Archive | January 2016

The “S” Word

marriage

Wives, submit to your own husbands, as to the Lord. For the husband is head of the wife, as also Christ is head of the church . . . Husbands, love your wives, just as Christ also loved the church and gave Himself for her. — Ephesians 5:22-25

“Is Daddy your boss?” my daughter, eleven at the time, asked me one day when we were in the car.

“No,” I emphasized carefully. “Why do you ask?”

“Because . . . every time I ask you something, you say that you have to talk to Dad first.”

Taking a deep breath, I answered, “Well, honey, that’s because your dad and I are partners. I will not make a decision that affects you, your brother, or our entire household without first consulting him, and vice versa.” I told her that, as husband and wife, her father and I were accountable to each other.  I used the “s” word (i.e., submission) and explained that, though he was the leader of our family (a.k.a. head of household), it was only right for us to talk about decisions first. “Not doing so would be disrespectful,” I added. I was sure my voice was calm . . . at least I think it was. Inside I was fuming. Not because she had done anything wrong. Rather, the question had struck a nerve. I thought, What in the world am I doing to make this child think that David Sanders is my boss!

When we got home, I told my husband about the conversation. I’m not sure what I was expecting. Perhaps, subconsciously, I wanted him to have a talk with her and repeat what I said to add validity to my words that we were both accountable to each other. Whatever my motive was, it backfired. My husband laughed as I was telling him the story, including my thoughts. “Yeah, I’m her boss,” he playfully yelled across the hall. Both he and Tia cracked up. Not funny! I said something sarcastic and, in my mind, I started making plans about how I was going to insert my independence so that everyone knew I was controlled by no one.

For several hours, I thought about things I would do without “asking” to prove my point. It wasn’t until I was getting ready for bed that I felt the Lord convicting me of my attitude. He showed me that I was dealing with pride. Everything I told Tia was true. My husband and I do consult each other when it comes to decisions, but why did I feel the need to explain it so craftily? My words themselves were not incorrect. It was the spirit in which I said them. My motive wasn’t to teach her about healthy communication between a husband and wife. It was to make sure she clearly understood that submission wasn’t one-sided because I didn’t want her thinking I was a punk and that her daddy was my boss!

I was forced to admit that my I-am-woman-hear-me-roar attitude was foul. Not only did I admit this to myself, but also to my daughter and husband. For months (maybe even years) after that, Tia would tease me. She’d say things like, “Mom, what are we having for dinner? Oh, wait, you gotta ask Dad first.” I would laugh and call her a brat. Years later, I asked her if she thought her father and I set a positive example of marriage. She said “yes,” and stated one of her reasons was because we talked about things. I smiled.

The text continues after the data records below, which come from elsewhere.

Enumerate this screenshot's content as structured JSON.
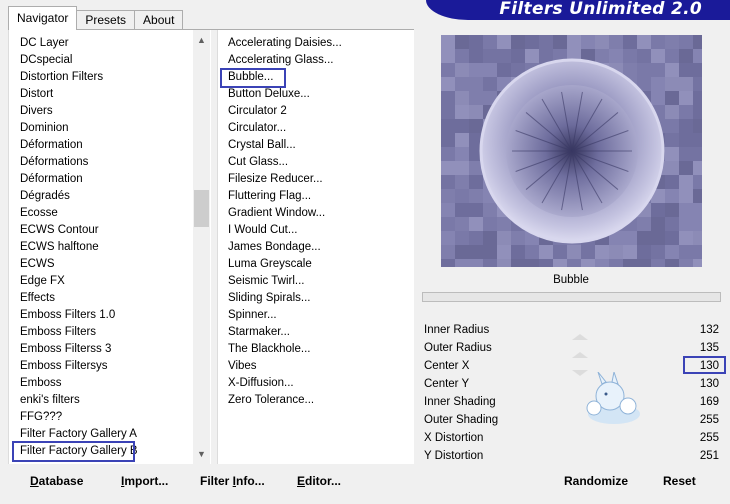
{
  "app": {
    "title": "Filters Unlimited 2.0"
  },
  "tabs": [
    {
      "label": "Navigator",
      "active": true
    },
    {
      "label": "Presets",
      "active": false
    },
    {
      "label": "About",
      "active": false
    }
  ],
  "categories": {
    "items": [
      "DC Layer",
      "DCspecial",
      "Distortion Filters",
      "Distort",
      "Divers",
      "Dominion",
      "Déformation",
      "Déformations",
      "Déformation",
      "Dégradés",
      "Ecosse",
      "ECWS Contour",
      "ECWS halftone",
      "ECWS",
      "Edge FX",
      "Effects",
      "Emboss Filters 1.0",
      "Emboss Filters",
      "Emboss Filterss 3",
      "Emboss Filtersys",
      "Emboss",
      "enki's filters",
      "FFG???",
      "Filter Factory Gallery A",
      "Filter Factory Gallery B"
    ],
    "selected_index": 24
  },
  "filters": {
    "items": [
      "Accelerating Daisies...",
      "Accelerating Glass...",
      "Bubble...",
      "Button Deluxe...",
      "Circulator 2",
      "Circulator...",
      "Crystal Ball...",
      "Cut Glass...",
      "Filesize Reducer...",
      "Fluttering Flag...",
      "Gradient Window...",
      "I Would Cut...",
      "James Bondage...",
      "Luma Greyscale",
      "Seismic Twirl...",
      "Sliding Spirals...",
      "Spinner...",
      "Starmaker...",
      "The Blackhole...",
      "Vibes",
      "X-Diffusion...",
      "Zero Tolerance..."
    ],
    "selected_index": 2
  },
  "preview": {
    "filter_name": "Bubble"
  },
  "params": [
    {
      "label": "Inner Radius",
      "value": "132"
    },
    {
      "label": "Outer Radius",
      "value": "135"
    },
    {
      "label": "Center X",
      "value": "130",
      "highlight": true
    },
    {
      "label": "Center Y",
      "value": "130"
    },
    {
      "label": "Inner Shading",
      "value": "169"
    },
    {
      "label": "Outer Shading",
      "value": "255"
    },
    {
      "label": "X Distortion",
      "value": "255"
    },
    {
      "label": "Y Distortion",
      "value": "251"
    }
  ],
  "buttons": {
    "database": {
      "underline": "D",
      "rest": "atabase"
    },
    "import": {
      "underline": "I",
      "rest": "mport..."
    },
    "filter_info": {
      "before": "Filter ",
      "underline": "I",
      "rest": "nfo..."
    },
    "editor": {
      "underline": "E",
      "rest": "ditor..."
    },
    "randomize": "Randomize",
    "reset": "Reset"
  },
  "colors": {
    "banner": "#1a1a99",
    "highlight_box": "#3b43b6",
    "preview_bg": "#7b7aa6"
  },
  "icons": {
    "scroll_up": "▲",
    "scroll_down": "▼"
  }
}
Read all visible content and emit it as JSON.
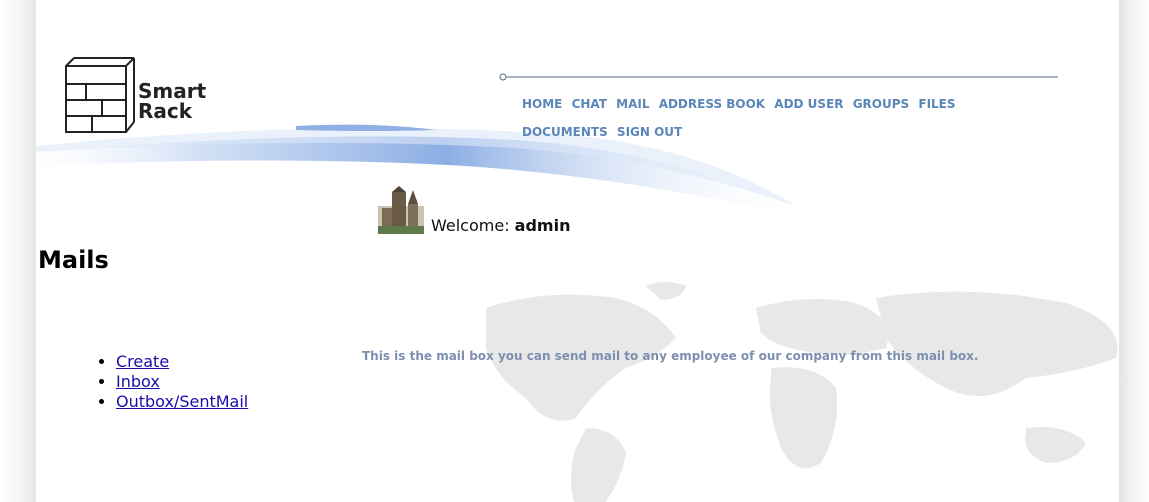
{
  "logo": {
    "line1": "Smart",
    "line2": "Rack"
  },
  "nav": {
    "items": [
      "HOME",
      "CHAT",
      "MAIL",
      "ADDRESS BOOK",
      "ADD USER",
      "GROUPS",
      "FILES",
      "DOCUMENTS",
      "SIGN OUT"
    ]
  },
  "welcome": {
    "label": "Welcome:",
    "user": "admin"
  },
  "heading": "Mails",
  "menu": {
    "items": [
      "Create",
      "Inbox",
      "Outbox/SentMail"
    ]
  },
  "description": "This is the mail box you can send mail to any employee of our company from this mail box.",
  "colors": {
    "nav": "#5b86b8",
    "description": "#7e8fb0",
    "link": "#1a0dab",
    "swoosh": "#7fa5e0"
  }
}
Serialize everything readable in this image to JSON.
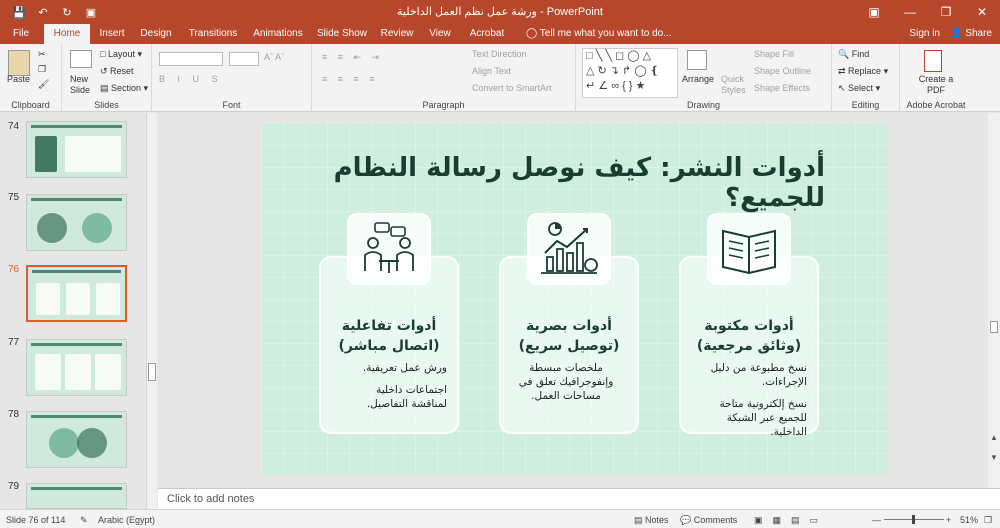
{
  "window": {
    "title": "ورشة عمل نظم العمل الداخلية - PowerPoint"
  },
  "tabs": [
    "File",
    "Home",
    "Insert",
    "Design",
    "Transitions",
    "Animations",
    "Slide Show",
    "Review",
    "View",
    "Acrobat"
  ],
  "tell_me": "Tell me what you want to do...",
  "sign_in": "Sign in",
  "share": "Share",
  "ribbon": {
    "clipboard": {
      "label": "Clipboard",
      "paste": "Paste"
    },
    "slides": {
      "label": "Slides",
      "new_slide": "New Slide",
      "layout": "Layout",
      "reset": "Reset",
      "section": "Section"
    },
    "font": {
      "label": "Font"
    },
    "paragraph": {
      "label": "Paragraph",
      "text_direction": "Text Direction",
      "align_text": "Align Text",
      "convert_smartart": "Convert to SmartArt"
    },
    "drawing": {
      "label": "Drawing",
      "arrange": "Arrange",
      "quick_styles": "Quick Styles",
      "shape_fill": "Shape Fill",
      "shape_outline": "Shape Outline",
      "shape_effects": "Shape Effects"
    },
    "editing": {
      "label": "Editing",
      "find": "Find",
      "replace": "Replace",
      "select": "Select"
    },
    "acrobat": {
      "label": "Adobe Acrobat",
      "create_pdf": "Create a PDF"
    }
  },
  "thumbnails": [
    {
      "num": "74"
    },
    {
      "num": "75"
    },
    {
      "num": "76"
    },
    {
      "num": "77"
    },
    {
      "num": "78"
    },
    {
      "num": "79"
    }
  ],
  "slide": {
    "title": "أدوات النشر: كيف نوصل رسالة النظام للجميع؟",
    "cards": [
      {
        "title1": "أدوات مكتوبة",
        "title2": "(وثائق مرجعية)",
        "text": [
          "نسخ مطبوعة من دليل",
          "الإجراءات.",
          "",
          "نسخ إلكترونية متاحة",
          "للجميع عبر الشبكة",
          "الداخلية."
        ],
        "icon": "book-icon"
      },
      {
        "title1": "أدوات بصرية",
        "title2": "(توصيل سريع)",
        "text": [
          "ملخصات مبسطة",
          "وإنفوجرافيك تعلق في",
          "مساحات العمل."
        ],
        "icon": "chart-icon"
      },
      {
        "title1": "أدوات تفاعلية",
        "title2": "(اتصال مباشر)",
        "text": [
          "ورش عمل تعريفية.",
          "",
          "اجتماعات داخلية",
          "لمناقشة التفاصيل."
        ],
        "icon": "meeting-icon"
      }
    ]
  },
  "notes_placeholder": "Click to add notes",
  "status": {
    "slide": "Slide 76 of 114",
    "language": "Arabic (Egypt)",
    "notes": "Notes",
    "comments": "Comments",
    "zoom": "51%"
  },
  "colors": {
    "accent": "#b7472a",
    "slide_bg": "#cfeee0",
    "title": "#1a3d31"
  }
}
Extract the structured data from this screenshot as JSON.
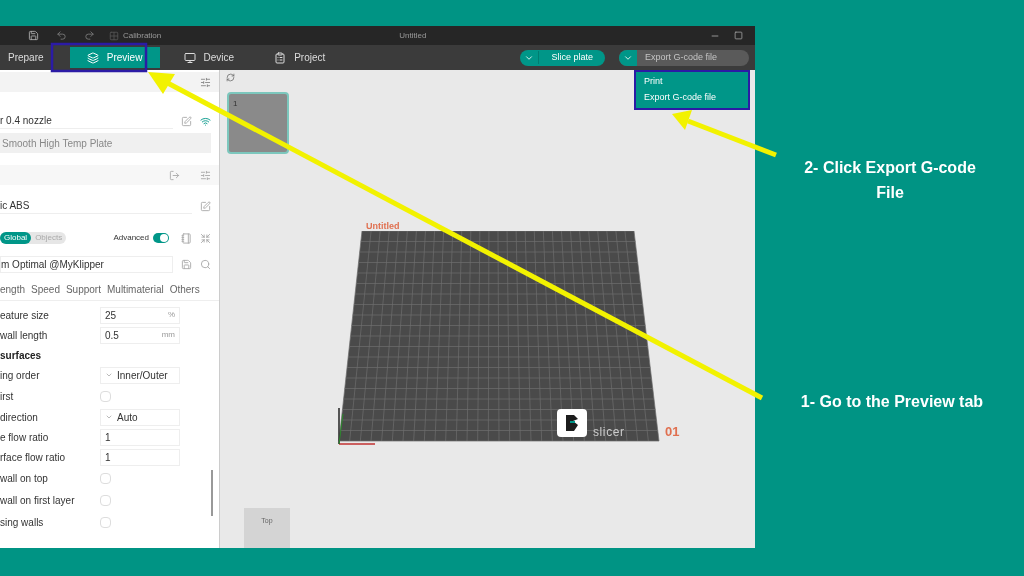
{
  "window": {
    "title": "Untitled",
    "calibration": "Calibration"
  },
  "tabs": [
    {
      "label": "Prepare",
      "selected": false
    },
    {
      "label": "Preview",
      "selected": true
    },
    {
      "label": "Device",
      "selected": false
    },
    {
      "label": "Project",
      "selected": false
    }
  ],
  "actions": {
    "slice": {
      "label": "Slice plate",
      "disabled": false
    },
    "export": {
      "label": "Export G-code file",
      "disabled": true
    }
  },
  "menu": {
    "items": [
      "Print",
      "Export G-code file"
    ]
  },
  "sidebar": {
    "printer": "r 0.4 nozzle",
    "plate": "Smooth High Temp Plate",
    "filament": "ic ABS",
    "scope": [
      {
        "label": "Global",
        "selected": true
      },
      {
        "label": "Objects",
        "selected": false
      }
    ],
    "advanced": {
      "label": "Advanced",
      "on": true
    },
    "process": "m Optimal @MyKlipper",
    "tabs": [
      "ength",
      "Speed",
      "Support",
      "Multimaterial",
      "Others"
    ],
    "settings": [
      {
        "kind": "number",
        "label": "eature size",
        "value": "25",
        "unit": "%"
      },
      {
        "kind": "number",
        "label": "wall length",
        "value": "0.5",
        "unit": "mm"
      },
      {
        "kind": "heading",
        "label": "surfaces"
      },
      {
        "kind": "dropdown",
        "label": "ing order",
        "value": "Inner/Outer"
      },
      {
        "kind": "checkbox",
        "label": "irst",
        "checked": false
      },
      {
        "kind": "dropdown",
        "label": "direction",
        "value": "Auto"
      },
      {
        "kind": "number",
        "label": "e flow ratio",
        "value": "1"
      },
      {
        "kind": "number",
        "label": "rface flow ratio",
        "value": "1"
      },
      {
        "kind": "checkbox",
        "label": "wall on top",
        "checked": false
      },
      {
        "kind": "checkbox",
        "label": "wall on first layer",
        "checked": false
      },
      {
        "kind": "checkbox",
        "label": "sing walls",
        "checked": false
      }
    ]
  },
  "viewport": {
    "plate_number": "1",
    "bed_label": "Untitled",
    "logo_text": "slicer",
    "bed_number": "01",
    "view_cube": "Top"
  },
  "callouts": [
    "2- Click Export G-code File",
    "1- Go to the Preview tab"
  ]
}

Now, this isn’t to say that David Sanders and I have the perfect marriage. Um, not! We have both acted foolishly in the past. Like the Bengals in the last playoff game against the Steelers, we fumbled the ball big time. We continue to grow in our knowledge of the Word, our relationship with God, and in our relationship with each other. The key was not necessarily me submitting to my husband’s leadership. Rather, it was my submission to God. In fact, it’s the key for both my husband and me. Neither husband nor wife will be able to walk out the Scriptures in Ephesians if they don’t first submit to the Lord. It’s only then that submission doesn’t seem like a bad word.

Weigh in. What are some reasons why you may struggle with submission? (Note: Feel free to share about submitting in areas other than in marriage (e.g., at work).